Das Cern hat Wissenschaftsgeschichte geschrieben: Seine Forscherinnen und Forscher haben mit sehr hoher Wahrscheinlichkeit ein Boson, möglicherweise das Higgs-Boson als letztes fehlendes Teilchen des Standardmodells der Teilchenphysik, nachweisen können. Zum wissenschaftlichen Durchbruch haben Physiker der ETH Zürich massgeblich beigetragen.

Peter Rüegg
Ein Gigant misst Spuren winzigster Teilchen: Der Compact Muon Solenoid (CMS) beim Zusammenbau.
Ein Gigant misst Spuren winzigster Teilchen: Der Compact Muon Solenoid (CMS) beim Zusammenbau. (Grossbild)

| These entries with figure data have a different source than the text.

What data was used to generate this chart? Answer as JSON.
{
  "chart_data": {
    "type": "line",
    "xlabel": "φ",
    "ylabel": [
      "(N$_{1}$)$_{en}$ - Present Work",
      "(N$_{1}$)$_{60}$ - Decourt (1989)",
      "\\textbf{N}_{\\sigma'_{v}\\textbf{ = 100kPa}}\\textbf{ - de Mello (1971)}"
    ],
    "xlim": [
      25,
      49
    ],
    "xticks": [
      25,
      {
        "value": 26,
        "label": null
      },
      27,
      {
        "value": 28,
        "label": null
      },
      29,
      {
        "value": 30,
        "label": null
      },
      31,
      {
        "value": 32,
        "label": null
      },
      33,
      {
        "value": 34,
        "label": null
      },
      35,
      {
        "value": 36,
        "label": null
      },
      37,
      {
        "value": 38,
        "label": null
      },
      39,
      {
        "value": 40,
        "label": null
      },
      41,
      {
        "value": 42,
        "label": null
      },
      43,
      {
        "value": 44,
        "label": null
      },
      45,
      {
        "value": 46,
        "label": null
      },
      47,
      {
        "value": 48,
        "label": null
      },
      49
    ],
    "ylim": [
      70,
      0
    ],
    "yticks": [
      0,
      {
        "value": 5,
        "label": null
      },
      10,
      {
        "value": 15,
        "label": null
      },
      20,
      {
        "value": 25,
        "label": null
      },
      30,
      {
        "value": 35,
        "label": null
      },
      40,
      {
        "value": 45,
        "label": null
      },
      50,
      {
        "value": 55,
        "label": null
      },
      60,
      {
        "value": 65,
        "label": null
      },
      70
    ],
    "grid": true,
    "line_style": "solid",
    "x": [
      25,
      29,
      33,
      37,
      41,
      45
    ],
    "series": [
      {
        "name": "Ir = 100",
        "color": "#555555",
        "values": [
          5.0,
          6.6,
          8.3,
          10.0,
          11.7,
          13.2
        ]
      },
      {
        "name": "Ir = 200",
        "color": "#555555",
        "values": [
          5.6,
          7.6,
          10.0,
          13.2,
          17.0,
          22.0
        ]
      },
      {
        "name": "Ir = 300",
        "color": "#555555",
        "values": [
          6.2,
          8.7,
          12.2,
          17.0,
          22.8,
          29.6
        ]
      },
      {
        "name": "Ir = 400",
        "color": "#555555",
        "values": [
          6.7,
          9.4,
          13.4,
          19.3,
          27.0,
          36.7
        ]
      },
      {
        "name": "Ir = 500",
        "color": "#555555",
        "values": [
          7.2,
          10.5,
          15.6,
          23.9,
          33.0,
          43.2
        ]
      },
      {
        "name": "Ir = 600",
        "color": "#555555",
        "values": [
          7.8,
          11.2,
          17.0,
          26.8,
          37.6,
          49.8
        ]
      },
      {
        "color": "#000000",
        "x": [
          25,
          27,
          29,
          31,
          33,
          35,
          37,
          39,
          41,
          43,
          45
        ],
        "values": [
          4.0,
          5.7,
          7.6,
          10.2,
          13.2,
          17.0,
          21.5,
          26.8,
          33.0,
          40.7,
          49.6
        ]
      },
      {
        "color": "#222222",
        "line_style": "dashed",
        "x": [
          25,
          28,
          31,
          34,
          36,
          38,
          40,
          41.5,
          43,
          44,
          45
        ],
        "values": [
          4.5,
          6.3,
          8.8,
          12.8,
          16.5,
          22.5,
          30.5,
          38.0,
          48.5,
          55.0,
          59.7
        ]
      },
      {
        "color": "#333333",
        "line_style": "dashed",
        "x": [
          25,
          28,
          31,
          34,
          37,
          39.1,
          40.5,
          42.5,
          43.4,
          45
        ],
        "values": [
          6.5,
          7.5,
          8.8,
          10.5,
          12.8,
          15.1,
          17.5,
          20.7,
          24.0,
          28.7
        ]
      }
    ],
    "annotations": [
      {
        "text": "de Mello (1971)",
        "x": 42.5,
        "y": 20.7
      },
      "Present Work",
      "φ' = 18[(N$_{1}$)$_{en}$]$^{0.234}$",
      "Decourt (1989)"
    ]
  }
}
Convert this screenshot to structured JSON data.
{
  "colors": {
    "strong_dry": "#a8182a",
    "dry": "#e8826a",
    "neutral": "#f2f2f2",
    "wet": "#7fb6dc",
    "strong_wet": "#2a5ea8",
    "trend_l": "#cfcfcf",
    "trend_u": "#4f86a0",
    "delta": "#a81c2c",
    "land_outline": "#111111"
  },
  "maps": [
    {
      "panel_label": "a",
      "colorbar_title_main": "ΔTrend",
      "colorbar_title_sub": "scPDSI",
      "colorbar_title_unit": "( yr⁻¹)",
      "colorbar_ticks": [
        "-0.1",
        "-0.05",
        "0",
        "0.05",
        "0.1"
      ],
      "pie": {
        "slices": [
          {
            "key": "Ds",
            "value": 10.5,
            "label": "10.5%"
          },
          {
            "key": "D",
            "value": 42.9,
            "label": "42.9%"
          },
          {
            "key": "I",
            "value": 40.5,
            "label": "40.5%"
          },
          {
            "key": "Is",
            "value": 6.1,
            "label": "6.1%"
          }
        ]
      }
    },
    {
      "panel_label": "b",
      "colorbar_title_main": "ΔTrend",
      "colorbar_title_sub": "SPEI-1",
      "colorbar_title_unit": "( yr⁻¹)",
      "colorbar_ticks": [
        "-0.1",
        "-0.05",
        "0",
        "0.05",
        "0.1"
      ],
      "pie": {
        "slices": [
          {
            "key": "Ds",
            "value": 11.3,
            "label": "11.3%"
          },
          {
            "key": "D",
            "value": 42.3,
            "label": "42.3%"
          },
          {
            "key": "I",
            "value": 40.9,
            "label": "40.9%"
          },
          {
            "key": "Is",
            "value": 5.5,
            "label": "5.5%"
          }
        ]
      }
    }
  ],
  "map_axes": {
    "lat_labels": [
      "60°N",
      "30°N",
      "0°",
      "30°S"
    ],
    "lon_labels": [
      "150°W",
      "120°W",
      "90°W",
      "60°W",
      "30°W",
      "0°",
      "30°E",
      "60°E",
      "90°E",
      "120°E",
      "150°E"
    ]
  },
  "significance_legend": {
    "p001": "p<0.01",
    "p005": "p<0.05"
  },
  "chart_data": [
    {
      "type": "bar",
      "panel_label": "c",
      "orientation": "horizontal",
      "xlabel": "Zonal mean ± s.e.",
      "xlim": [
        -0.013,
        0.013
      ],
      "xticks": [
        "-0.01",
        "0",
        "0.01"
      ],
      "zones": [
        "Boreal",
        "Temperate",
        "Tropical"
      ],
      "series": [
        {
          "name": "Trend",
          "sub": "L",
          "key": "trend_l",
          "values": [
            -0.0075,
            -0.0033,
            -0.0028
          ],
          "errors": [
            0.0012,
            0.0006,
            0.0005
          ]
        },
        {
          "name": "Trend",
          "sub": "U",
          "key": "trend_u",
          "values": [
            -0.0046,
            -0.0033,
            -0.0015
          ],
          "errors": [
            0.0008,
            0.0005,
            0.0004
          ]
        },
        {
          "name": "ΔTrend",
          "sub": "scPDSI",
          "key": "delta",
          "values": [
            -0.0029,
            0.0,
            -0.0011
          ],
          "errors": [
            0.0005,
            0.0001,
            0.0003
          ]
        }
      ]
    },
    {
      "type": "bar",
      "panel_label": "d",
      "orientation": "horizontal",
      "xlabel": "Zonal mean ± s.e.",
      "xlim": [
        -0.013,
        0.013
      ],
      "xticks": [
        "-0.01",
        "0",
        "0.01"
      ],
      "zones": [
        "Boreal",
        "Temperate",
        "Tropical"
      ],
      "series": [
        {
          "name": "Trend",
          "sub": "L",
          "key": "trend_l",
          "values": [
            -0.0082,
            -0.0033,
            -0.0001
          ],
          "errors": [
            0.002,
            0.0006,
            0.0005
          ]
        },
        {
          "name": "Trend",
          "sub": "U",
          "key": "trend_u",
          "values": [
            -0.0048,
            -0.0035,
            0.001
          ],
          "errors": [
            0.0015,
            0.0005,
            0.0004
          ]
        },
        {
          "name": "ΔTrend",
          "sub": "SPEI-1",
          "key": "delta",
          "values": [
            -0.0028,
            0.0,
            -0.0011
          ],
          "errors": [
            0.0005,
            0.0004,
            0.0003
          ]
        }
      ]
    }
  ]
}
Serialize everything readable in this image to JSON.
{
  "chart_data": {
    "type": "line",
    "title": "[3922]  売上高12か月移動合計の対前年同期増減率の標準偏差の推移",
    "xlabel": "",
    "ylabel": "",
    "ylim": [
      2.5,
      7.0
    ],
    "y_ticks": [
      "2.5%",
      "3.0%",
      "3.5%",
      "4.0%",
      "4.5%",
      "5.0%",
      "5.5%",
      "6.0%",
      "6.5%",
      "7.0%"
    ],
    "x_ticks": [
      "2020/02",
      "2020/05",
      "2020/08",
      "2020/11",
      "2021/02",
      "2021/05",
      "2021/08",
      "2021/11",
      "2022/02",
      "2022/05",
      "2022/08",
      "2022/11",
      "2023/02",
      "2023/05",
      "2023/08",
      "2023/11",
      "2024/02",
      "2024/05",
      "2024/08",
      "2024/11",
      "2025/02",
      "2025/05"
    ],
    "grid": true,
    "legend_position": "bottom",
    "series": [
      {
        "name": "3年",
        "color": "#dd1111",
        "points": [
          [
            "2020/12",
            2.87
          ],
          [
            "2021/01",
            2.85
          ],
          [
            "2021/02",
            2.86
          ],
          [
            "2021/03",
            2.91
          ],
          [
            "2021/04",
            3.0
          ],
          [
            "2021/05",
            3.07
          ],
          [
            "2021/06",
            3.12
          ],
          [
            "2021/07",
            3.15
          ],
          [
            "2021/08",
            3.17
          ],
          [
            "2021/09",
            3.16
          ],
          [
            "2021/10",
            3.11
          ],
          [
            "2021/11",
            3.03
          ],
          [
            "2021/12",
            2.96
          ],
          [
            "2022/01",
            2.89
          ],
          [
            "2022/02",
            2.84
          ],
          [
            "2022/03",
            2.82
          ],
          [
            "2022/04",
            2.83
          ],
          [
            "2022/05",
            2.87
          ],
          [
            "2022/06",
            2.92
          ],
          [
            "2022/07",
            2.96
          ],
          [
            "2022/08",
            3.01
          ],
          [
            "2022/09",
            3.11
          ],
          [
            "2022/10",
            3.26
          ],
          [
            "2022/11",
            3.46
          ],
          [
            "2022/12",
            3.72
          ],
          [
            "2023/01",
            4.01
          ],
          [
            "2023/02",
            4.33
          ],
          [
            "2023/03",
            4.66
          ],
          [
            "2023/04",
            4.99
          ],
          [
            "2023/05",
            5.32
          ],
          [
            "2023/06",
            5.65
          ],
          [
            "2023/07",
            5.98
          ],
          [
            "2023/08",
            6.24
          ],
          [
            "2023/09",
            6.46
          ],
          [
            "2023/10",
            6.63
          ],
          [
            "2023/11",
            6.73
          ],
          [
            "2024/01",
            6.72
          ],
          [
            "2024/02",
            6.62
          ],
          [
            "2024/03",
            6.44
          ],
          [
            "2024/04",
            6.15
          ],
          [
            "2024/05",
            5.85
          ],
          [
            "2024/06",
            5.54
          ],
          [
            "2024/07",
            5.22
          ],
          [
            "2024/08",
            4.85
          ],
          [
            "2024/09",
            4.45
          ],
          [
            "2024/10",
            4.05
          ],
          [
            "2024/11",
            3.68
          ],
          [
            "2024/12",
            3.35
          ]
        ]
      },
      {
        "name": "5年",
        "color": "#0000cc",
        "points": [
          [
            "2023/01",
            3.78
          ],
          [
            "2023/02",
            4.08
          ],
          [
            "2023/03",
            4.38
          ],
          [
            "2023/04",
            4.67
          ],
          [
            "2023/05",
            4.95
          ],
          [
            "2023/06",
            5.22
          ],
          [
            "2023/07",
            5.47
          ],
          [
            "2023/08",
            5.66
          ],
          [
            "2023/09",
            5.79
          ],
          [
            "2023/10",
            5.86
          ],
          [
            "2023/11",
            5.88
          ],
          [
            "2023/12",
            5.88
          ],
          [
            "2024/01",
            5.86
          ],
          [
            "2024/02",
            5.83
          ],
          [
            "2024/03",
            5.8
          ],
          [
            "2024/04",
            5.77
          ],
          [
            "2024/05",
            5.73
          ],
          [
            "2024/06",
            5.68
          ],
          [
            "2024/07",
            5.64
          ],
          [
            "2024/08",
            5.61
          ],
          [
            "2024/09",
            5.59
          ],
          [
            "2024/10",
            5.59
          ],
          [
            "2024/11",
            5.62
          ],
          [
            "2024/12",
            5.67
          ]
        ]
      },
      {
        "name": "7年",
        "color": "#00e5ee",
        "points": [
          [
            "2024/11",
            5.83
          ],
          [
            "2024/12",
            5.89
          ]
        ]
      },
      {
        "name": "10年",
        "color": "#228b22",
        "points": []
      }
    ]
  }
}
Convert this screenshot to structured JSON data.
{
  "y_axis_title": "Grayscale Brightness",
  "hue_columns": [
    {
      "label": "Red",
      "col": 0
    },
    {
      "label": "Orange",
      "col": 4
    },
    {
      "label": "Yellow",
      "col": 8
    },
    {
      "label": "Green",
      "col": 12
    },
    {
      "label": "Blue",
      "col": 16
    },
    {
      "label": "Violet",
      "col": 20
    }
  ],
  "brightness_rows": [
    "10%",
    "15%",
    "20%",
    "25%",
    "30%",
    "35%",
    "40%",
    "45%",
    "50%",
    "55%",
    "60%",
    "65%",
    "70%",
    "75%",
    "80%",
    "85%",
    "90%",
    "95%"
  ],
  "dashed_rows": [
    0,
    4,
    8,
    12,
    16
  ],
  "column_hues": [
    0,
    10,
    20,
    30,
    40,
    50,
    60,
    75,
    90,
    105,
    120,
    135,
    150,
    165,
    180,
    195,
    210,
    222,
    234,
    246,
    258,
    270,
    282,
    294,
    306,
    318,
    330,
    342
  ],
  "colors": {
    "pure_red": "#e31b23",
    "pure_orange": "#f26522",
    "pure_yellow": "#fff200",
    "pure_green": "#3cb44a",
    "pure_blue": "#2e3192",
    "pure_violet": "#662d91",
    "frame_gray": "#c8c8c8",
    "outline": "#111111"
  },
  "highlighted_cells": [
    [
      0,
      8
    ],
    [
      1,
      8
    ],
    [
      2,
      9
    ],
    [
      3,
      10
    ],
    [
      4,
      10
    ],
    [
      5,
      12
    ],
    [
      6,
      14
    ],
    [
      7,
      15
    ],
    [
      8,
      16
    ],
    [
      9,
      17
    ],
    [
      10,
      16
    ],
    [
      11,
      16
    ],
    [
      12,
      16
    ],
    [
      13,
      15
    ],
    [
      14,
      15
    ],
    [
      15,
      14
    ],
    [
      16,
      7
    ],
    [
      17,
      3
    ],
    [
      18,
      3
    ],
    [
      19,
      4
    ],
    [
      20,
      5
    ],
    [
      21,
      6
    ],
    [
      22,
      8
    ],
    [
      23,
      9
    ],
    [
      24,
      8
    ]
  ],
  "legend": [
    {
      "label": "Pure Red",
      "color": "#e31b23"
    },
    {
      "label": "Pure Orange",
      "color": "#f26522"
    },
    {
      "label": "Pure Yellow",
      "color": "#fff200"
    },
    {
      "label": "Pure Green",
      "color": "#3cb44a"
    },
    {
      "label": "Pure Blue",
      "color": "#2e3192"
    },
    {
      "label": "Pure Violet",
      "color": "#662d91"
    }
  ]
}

Die Suche nach dem Higgs-Boson und anderen möglichen neuen Teilchen ist wohl eines der grössten wissenschaftlichen Experimente aller Zeiten. Das «Labor», in dem das Teilchen gefunden wurde, übertrifft alles. Dazu gehört der Large Hadron Collider (LHC), ein Ringbeschleuniger der Superlative, der in einem 27 Kilometer langen, ringförmigen unterirdischem Tunnel steckt und auf minus 271 Grad Celsius heruntergekühlt wird. Protonen kreisen 11'000 Mal pro Sekunde mit Fast-Lichtgeschwindigkeit durch die Vakuumröhre und treffen in vier Detektoren LHCb, Alice sowie Atlas und CMS (Compact Muon Solenoid) mit hoher Energie aufeinander. Die Detektoren vermessen die Spuren von den bei diesen Kollisionen entstandenen Teilchen. Auf dem Bildschirm sichtbar werden die Leuchtspuren, die darauf analysiert werden, ob das postulierte Higgs-Boson existiert.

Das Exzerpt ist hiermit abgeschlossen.